I had the privilege to travel to England to see a relative who is living over there. While I was there, I made a point of visiting a clinic – this utopia of the National Health Service. Many people who clamor for a single-payer system, that’s how they would describe it.

It was anything but a utopia. If anything, it looked like something out of a third world. It occurred to me, while I was looking around, that single-payer really and inexorably leads to single provider. Basically, to say single-payer, means single provider. Because every single thing, every single person, they look the same. They act the same. There are no incentives to be better. There are no competitive incentives to be better and draw patients for having been better.

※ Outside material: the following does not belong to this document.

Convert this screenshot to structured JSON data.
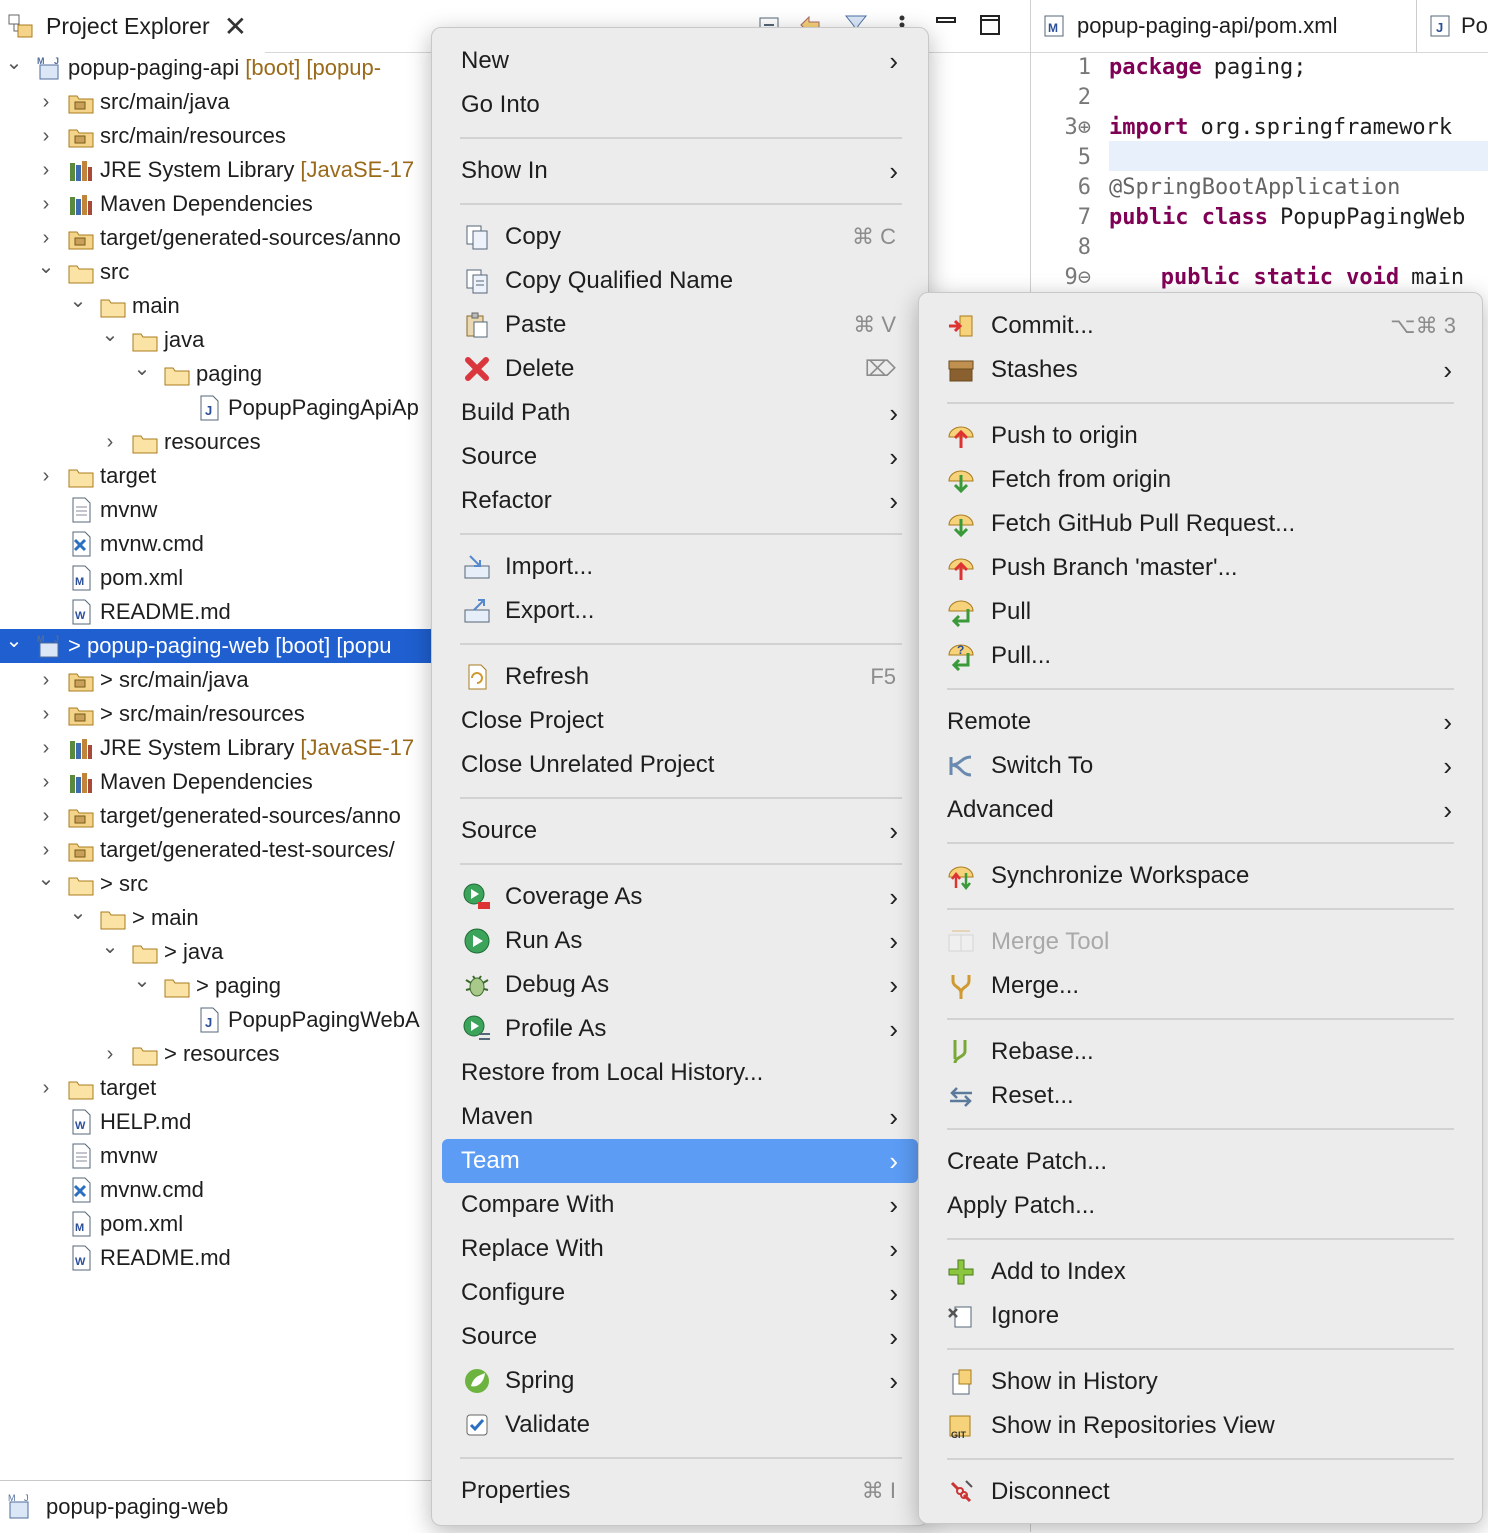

Single payer is really about removing all choices. And without choices, life is very different. Without a competing healthcare facility across the street, then a facility that has the monopoly will treat patients exactly as you would think. They’re going to treat them as if they’re coming back because actually they have no other choices.

I saw this first-hand and it is not the utopia that many of you might think single-payer is. It is a disaster. And it is the absence of the free market and competitive pressures that have led to the National Health Service being what it is.

Interestingly, there is a very strong movement in England and other countries that have gone down this socialist medicine path, to privatize. Of course here in the United States, we seem to be drifting the other direction. Those that have been socialized in their medical approaches are definitely seeing that it simply doesn’t work and they’re making efforts to get things privatized. Even our neighbors to the north, Canada, are kicking the tires of some free-market and privatization solutions.

I wanted to pass this on, along with what I saw, and also get everybody thinking that really, single-payer is about not having choices and it really means single provider.